Иван глядел на предводителя с холодным отчуждением.
— Вдругорядь, прежде чем таким преглупым способом шутить начать, подумайте. А то мы люди грубые, простые, политесу ещё не пробовали, ненароком ушибить могем…
— Ах, Иван, негоже ссориться товарищам! Помнишь, ты меня от звероподобных человеков спас, а я тебя от зверя. Кровью дружба наша связана. Правда?
— Святая правда!
— Ну а раз так, — и снова приблизил он лицо свое к уху Ивана, значит, сослужишь ты мне службу одну как товарищу и адмиралу своему.
— Какую службу?
— А вот какую. Ты, Ваня, с мужиками близок, любят они тебя, вельми любят, я знаю. И я их люблю. Но ведь даже среди апостолов Христовых сумневающиеся были, в неверие впадали, кое нас, грешных, сверх всякой меры наполняет. Вот и мужики сии… Они сегодня могут Богу свечку ставить, а завтра на икону плюнут — слаба натура человечья…
— Любите вы витийствовать, — недоброжелательно сказал Иван. — Короче б надо.
— Могу короче. Так вот, Иван, прошу тебя, ежели крамолу какую на корабле заметишь али намек единый на перемену умонастроений средь команды, приди ко мне и без утайки все мне перескажи. Уразумел ты просьбу?
Иван поморщился брезгливо:
— Просьба ваша трудновыполнимая. Иного кого просите…
— Исполнишь сие! — не дослушав, сказал Беньёвский, и Иван, взглянув на адмирала, увидел, что смотрит на него и не человек совсем, а железный истукан с человечьими чертами.
«Железо мертвое! Мертвое железо!» — завороженно шептал про себя Иван, уже когда остался один, с ужасом представляя себя крохотной железной крупинкой, которую огромный молот удар за ударом приклепывал, расплющивая до невидимости полной, к огромной железной глыбе.

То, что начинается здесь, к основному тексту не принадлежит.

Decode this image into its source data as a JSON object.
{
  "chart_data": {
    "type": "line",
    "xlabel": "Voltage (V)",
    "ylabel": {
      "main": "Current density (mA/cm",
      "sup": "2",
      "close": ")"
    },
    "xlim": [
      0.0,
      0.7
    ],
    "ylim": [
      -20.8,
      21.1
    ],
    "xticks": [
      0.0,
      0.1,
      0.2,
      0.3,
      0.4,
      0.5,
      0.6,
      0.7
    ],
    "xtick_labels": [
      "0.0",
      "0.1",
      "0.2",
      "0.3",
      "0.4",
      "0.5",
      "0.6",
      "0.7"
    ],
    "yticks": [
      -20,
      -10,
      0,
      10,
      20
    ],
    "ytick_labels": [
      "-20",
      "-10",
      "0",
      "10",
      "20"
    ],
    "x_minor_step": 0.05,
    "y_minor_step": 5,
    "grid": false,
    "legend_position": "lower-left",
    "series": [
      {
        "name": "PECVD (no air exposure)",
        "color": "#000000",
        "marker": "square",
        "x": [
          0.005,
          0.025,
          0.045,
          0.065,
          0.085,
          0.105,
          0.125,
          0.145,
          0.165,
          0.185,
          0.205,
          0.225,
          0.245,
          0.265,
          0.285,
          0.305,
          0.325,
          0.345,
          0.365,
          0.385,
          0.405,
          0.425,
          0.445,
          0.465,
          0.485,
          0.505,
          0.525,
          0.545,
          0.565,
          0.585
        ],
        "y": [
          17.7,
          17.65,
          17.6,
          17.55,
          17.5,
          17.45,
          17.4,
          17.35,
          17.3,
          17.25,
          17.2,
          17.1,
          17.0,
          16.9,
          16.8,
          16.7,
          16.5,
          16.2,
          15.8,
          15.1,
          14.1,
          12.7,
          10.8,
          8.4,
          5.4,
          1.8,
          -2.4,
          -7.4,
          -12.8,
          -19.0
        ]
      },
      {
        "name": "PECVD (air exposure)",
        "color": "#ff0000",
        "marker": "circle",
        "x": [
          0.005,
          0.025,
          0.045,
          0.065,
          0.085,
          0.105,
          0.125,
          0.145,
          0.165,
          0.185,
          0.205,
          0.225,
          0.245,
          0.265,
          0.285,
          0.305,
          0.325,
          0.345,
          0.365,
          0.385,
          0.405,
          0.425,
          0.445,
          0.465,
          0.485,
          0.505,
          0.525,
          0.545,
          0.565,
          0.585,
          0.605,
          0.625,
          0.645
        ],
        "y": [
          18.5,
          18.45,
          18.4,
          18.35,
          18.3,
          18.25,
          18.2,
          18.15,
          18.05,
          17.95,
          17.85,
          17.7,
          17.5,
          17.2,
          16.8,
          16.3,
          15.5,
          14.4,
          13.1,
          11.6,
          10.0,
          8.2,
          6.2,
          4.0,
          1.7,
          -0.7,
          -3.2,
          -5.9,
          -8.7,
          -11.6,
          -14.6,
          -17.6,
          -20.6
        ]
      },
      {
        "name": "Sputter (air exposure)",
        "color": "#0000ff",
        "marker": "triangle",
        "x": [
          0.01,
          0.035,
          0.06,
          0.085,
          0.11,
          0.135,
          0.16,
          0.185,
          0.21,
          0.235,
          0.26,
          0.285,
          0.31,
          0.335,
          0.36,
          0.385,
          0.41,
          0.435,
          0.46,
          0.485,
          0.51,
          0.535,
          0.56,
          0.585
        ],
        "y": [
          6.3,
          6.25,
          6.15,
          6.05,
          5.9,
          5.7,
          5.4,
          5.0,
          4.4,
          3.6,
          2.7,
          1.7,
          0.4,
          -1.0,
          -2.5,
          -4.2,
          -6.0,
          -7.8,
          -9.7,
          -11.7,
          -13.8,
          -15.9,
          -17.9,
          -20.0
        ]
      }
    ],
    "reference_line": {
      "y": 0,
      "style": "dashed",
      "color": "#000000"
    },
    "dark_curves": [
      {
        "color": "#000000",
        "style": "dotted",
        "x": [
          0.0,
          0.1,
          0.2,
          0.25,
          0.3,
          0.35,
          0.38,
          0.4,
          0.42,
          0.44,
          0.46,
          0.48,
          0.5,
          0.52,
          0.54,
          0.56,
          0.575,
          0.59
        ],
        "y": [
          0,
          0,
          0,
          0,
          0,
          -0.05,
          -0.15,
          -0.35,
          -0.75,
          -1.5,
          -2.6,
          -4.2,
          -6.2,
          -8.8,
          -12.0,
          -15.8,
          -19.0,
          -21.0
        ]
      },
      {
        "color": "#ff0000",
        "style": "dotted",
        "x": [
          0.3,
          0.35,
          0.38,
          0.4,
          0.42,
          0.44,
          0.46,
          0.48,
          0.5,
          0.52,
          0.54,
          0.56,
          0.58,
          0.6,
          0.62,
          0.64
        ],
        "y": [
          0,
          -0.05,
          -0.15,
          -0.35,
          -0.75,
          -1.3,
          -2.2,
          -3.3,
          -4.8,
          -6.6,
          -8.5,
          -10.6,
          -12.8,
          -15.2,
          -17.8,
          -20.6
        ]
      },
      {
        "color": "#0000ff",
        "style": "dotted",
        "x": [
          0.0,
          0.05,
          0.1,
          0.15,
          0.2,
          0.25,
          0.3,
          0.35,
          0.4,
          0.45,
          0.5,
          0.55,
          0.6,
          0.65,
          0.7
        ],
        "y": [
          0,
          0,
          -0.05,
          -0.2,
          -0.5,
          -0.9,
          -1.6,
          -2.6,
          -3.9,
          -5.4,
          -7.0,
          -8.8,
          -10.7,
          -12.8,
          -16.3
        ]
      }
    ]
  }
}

Шли мимо Курил, ходко шли. Мужики, от такелажных работ и других обязанностей свободные, толпились у бортов, балагурили, шутили, с любопытством на море глядели, на проплывающие стороной угрюмые, серые скалы Курил. Забавлялись игрой морского зверя, нырявшего в бурунах под самым бортом «Святого Петра», дивились, как неожиданно взлетала с волны стая летучих рыб, стремглав неслась над водой бурлящей сажен двадцать и также неожиданно в море исчезала, будто и не было их и мужикам все это померещилось.
— Диво дивное, братцы, на свете обитает! — с умилением восторженным, со слезинкой даже, громко восклицал капрал бывший, Михайло Перевалов, ростом недомерок — два аршина три вершка, — конопатый, с острым птичьим носиком. — Мнешь ногами землю сию уж почти полвека, а все премудрости Господней не надивишься. Боже ты мой, колико силы у Господа нашего в запасе имеется! Вот хотя бы звери и твари морские, — смотрит на тебя человечьими глазами, морда умная, усатая, того и гляди, рот сейчас разинет и спросит: «Михайла, а табаку не сыщется?» Али вот рыбы летучие. Ну зачем, скажите, приделал им Господь по два крыла? Что за обидное для человека, ни жабр, ни крыл не имеющего, расточительство прещедрое? Какой-то рыбе толико радости: хошь — в глубину морей ныряй, хошь — в небо лети!
Над словами капрала мужики незло смеялись, а Ивашка Рюмин заметил:
— Истинная правда, ребятушки, зело расщедрился на подарки гадам всяким Бог праведный. Человеци же в немилости у Него — ни крыл, ни ластов не имеют, единым умом обладают, да и тот у них от пьянства к пятидесяти годам в совершеннейшую нищету и слабость приходит.
Мужики встретили колкость Рюмина дружным смехом, а Михайло, обидевшись, сделался ещё востроносей и меньше ростом. Отошел в сторону и, облокотившись на борт, стал смотреть куда-то в серую морскую даль.
Беньёвский появился на палубе вместе с Чуриным, одетым в бострог с куколем и высокие сапоги из моржовой кожи. Адмирал раздвинул с треском першпективную трубу, навел на скалы и спросил у штурмана:
— Сие что за остров?
— Маканруши, — не выпуская трубку изо рта, ответил Чурин. — Четвертый из Курильских.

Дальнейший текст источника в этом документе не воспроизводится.